I'm using ijson
to parse through large JSONs. I have this code, which should give me a dict
of values corresponding to the relevant JSON fields:
def parse_kvitems(kv_gen, key_list):
results = {}
for key in key_list:
results[key] = (v for k, v in kv_gen if k == key)
return results
with zipfile.ZipFile(fr'{directory}\{file}', 'r') as zipObj:
# Get a list of all archived file names from the zip
listOfFileNames = zipObj.namelist()
# Iterate over the file names
for fileName in listOfFileNames:
# Check filename endswith csv. dont extract, ijson wants bytes input and json.loads can run into memory issues with smash jsons.No documentation available
if fileName.endswith('.json'):
# Extract a single file from zip
with zipObj.open(fileName) as f:
#HERE:
records = ijson.kvitems(f, 'records.item')
data_list = ['id', 'features', 'modules', 'dbxrefs', 'description']
parsed_records = parse_kvitems(records, data_list) --> give me a dict of dict values that fall under the json headings in data_list
I think the kvitems object is acting like a generator and only making it through one run-through (I get the expected values for 'id'
, but the other data_list
keys in parsed_records
are empty).
To get around this I tried to make a list of duplicate kv_gen
's:
def parse_kvitems(kv_gen, key_list):
kv_list = [kv_gen] * len(key_list) #this bit
results = {}
for key, kv_gen in zip(key_list, kv_list):
results[key] = (v for k, v in kv_gen if k == key)
return results
This gave me the same error. I think mutability may be a culprit here, but I can't use copy
on the kvitems
object to see if this fixes it.
I then tried to use itertools.cycle()
, but this seems to be working in a way I don't understand:
def parse_kvitems(kv_gen, key_list):
infinite_kvitems = itertools.cycle(kv_gen)
results = {}
for key in key_list:
results[key] = (v for k, v in infinite_kvitems if k == key)
return results
Also, the below works (in the sense it gives me values that match what I see when I load a JSON with json.load()
):
records = ijson.kvitems(f, 'records.item')
ids = (v for k, v in records if k == 'id')
features = (v for k, v in records if k == 'features')
modules = (v for k, v in records if k == 'modules')
I'm just interested in why my function doesn't, especially when the records object is being run through multiple times above...
Edit for Rodrigo
You are not showing however how you find that your final dictionary has values for id but not for the other keys. I'm assuming it's only because you are iterating over the values under the parse_records['id'] values first. As you do so, the generator expression is then evaluated and the underlying kvitems generator is exhausted.

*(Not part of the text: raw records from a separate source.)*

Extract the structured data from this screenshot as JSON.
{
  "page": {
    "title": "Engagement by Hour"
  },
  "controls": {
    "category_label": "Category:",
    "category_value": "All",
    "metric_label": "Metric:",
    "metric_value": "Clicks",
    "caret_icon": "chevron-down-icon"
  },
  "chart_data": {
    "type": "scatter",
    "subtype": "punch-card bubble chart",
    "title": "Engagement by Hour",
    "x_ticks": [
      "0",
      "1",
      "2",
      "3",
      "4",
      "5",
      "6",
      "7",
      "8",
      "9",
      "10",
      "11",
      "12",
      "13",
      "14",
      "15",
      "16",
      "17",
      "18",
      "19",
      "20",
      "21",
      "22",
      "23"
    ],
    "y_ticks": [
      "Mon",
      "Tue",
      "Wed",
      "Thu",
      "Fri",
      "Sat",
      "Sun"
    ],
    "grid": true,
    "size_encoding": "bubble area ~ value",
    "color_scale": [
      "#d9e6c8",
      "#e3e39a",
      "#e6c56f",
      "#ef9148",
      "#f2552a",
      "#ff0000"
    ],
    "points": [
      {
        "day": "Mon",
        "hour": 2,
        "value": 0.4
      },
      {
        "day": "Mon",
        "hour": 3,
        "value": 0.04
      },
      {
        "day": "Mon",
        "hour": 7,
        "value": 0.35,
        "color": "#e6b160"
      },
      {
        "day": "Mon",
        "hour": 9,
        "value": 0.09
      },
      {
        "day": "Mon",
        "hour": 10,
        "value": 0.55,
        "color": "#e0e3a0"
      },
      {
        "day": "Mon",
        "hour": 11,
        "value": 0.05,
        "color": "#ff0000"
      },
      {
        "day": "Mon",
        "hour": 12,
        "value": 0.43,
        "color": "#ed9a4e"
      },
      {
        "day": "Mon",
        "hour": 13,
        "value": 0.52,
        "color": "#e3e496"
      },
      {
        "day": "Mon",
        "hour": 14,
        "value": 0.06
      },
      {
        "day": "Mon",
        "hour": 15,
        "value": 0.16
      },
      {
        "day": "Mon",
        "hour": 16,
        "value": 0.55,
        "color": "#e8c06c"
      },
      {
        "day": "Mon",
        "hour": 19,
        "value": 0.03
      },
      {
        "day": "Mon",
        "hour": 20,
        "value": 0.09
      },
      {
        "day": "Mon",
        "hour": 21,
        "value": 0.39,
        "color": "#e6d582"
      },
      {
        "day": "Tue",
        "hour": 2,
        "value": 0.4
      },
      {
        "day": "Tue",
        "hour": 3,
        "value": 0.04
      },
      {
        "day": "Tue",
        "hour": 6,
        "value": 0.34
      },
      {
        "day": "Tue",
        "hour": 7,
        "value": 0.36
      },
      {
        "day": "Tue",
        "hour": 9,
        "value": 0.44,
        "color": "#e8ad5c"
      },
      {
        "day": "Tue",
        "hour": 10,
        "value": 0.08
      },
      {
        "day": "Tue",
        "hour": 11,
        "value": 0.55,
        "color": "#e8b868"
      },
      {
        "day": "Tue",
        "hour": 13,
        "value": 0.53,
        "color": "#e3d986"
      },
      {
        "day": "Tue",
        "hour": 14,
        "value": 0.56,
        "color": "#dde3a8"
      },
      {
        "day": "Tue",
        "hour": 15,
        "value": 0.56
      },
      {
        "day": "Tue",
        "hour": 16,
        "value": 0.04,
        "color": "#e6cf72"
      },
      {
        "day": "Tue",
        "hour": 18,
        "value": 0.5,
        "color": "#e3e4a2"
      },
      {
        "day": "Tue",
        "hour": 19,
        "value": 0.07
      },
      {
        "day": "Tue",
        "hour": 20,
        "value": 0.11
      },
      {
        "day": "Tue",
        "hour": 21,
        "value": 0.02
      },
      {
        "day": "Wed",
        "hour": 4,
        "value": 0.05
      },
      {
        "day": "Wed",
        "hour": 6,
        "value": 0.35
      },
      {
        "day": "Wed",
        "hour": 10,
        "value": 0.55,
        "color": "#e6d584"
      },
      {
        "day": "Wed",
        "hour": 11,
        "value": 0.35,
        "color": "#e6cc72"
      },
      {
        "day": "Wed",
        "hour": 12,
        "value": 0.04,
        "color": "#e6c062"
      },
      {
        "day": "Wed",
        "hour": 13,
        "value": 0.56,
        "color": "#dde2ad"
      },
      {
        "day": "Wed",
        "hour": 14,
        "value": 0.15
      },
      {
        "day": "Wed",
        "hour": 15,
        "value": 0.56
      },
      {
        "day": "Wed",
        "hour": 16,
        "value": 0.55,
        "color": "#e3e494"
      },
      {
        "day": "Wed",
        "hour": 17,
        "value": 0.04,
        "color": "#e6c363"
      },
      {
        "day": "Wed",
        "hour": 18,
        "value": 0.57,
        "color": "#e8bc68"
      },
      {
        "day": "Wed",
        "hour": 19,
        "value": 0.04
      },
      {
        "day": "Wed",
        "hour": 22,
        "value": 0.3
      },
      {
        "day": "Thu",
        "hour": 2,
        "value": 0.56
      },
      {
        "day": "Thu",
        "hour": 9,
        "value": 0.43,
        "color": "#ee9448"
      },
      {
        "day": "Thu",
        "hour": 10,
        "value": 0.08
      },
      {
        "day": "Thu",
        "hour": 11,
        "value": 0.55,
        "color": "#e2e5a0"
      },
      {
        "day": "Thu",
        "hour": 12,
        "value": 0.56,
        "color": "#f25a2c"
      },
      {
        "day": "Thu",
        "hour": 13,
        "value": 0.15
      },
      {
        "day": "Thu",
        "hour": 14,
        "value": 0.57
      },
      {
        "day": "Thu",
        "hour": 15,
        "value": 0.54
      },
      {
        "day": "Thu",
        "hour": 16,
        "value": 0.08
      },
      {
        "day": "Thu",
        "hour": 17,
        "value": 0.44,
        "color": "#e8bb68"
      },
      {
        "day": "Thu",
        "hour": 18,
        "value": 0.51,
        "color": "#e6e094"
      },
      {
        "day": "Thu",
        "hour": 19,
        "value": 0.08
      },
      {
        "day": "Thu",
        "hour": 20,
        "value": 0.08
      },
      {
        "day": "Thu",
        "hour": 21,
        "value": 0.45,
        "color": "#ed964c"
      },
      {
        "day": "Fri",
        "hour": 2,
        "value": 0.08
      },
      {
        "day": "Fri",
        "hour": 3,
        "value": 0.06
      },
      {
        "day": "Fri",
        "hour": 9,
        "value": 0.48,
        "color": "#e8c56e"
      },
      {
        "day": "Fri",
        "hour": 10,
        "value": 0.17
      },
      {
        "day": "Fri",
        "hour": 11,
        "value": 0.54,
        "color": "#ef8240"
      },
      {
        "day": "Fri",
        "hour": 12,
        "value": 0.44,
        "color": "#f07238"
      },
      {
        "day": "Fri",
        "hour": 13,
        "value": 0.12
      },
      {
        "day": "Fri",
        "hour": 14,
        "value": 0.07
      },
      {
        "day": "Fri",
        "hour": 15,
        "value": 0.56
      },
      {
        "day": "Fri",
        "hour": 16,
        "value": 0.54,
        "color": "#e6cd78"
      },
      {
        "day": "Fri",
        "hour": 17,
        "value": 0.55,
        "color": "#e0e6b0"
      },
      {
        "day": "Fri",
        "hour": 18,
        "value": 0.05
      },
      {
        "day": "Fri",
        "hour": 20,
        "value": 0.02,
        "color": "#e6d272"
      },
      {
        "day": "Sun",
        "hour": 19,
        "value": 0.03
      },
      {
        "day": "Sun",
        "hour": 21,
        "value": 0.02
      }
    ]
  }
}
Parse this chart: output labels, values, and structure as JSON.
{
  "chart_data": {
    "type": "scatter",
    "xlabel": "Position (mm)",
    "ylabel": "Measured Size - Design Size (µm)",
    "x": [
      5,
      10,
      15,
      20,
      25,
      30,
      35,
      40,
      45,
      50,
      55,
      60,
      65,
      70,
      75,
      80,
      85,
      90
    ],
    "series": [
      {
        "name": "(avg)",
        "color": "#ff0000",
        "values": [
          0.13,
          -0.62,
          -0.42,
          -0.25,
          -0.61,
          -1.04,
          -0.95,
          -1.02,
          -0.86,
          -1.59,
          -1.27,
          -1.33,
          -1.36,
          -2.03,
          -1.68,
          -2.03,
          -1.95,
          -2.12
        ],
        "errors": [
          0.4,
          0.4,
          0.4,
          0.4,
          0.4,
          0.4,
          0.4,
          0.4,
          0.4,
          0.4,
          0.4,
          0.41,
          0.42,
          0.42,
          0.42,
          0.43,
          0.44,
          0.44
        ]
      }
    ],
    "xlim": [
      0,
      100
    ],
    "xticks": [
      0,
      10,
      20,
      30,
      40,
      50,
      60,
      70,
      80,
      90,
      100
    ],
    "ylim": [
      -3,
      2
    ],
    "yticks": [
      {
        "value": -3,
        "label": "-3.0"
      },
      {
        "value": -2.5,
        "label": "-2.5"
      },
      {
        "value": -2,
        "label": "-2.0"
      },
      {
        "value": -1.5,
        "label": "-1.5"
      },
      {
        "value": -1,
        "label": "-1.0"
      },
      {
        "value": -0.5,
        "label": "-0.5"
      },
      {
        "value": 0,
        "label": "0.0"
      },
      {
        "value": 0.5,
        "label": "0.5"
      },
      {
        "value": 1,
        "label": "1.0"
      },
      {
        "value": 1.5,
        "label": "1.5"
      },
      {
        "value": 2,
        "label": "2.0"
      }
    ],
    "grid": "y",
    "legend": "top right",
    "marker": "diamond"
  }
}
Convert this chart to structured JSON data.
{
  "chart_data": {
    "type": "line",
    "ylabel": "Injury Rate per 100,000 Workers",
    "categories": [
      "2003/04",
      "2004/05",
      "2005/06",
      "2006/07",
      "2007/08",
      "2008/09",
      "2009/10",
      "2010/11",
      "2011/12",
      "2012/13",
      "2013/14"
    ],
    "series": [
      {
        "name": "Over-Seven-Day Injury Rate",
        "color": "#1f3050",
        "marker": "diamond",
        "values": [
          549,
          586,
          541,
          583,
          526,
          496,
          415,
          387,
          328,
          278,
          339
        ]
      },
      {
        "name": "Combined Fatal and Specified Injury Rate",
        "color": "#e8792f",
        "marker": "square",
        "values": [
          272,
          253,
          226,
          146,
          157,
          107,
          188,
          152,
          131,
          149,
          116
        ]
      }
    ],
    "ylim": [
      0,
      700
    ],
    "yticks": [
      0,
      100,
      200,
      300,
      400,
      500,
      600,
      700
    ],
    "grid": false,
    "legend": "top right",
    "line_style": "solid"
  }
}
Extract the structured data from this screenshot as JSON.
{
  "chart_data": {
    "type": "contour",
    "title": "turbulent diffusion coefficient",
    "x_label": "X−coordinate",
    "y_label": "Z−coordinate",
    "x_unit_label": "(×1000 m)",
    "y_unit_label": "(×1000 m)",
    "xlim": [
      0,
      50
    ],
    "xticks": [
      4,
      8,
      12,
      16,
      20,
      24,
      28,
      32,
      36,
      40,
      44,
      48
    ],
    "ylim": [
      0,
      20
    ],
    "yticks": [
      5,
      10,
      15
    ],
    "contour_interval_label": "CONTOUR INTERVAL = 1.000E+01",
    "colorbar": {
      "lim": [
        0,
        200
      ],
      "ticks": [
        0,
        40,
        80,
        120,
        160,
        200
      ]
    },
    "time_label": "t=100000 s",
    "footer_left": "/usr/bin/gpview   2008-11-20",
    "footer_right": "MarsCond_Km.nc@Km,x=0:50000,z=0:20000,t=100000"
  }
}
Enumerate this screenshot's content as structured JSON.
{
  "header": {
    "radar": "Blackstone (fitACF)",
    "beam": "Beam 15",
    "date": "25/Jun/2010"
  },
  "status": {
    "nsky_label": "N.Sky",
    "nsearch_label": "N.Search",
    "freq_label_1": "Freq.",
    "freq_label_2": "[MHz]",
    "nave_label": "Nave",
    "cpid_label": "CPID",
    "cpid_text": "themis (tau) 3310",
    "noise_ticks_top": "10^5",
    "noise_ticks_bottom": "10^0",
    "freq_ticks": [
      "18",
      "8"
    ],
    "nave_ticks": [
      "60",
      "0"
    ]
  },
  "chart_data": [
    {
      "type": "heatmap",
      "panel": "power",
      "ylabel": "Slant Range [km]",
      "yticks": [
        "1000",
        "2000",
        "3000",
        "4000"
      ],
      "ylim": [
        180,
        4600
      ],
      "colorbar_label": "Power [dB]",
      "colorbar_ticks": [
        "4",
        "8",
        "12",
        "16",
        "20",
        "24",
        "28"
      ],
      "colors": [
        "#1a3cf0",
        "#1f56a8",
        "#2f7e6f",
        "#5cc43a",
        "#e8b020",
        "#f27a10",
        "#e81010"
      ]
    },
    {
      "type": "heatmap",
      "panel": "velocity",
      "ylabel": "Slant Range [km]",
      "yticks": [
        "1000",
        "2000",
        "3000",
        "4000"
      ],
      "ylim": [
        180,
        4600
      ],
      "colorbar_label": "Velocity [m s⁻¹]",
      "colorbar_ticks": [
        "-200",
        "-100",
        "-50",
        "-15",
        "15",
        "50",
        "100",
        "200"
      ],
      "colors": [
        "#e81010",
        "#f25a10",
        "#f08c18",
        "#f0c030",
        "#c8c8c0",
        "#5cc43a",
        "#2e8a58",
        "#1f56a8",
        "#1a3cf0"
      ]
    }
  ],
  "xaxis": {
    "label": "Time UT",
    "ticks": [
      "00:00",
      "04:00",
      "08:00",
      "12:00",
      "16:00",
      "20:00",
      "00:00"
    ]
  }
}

Yup, this is correct - I was converting each val to a list to check each key had a generator containing the same number of items, as I was worried a downstream zip operation might truncate some values if they had more objects than the smallest generator.
I didn't convert to a list in the function as I thought a generator would be a better object to return (less memory intensive etc), which I could then convert to a list of I needed to outside the function.
You say that your finally piece of code works as expected. This is the only bit that surprises me, specially if you really, really inspected (i.e., evaluated) all three of the generator expressions after you created them. If you could clarify if that's the case it would be interesting; otherwise if you created all three generator expressions, but then evaluated one or the other, then there are no surprises here (because of the "About result collection" explanation).
Basically, it gave me the values I was expecting when I ran through the items as a zipped collection of generators and appended the items to a list. But this might need some more investigation, the JSONs are quite convoluted so I might have missed something.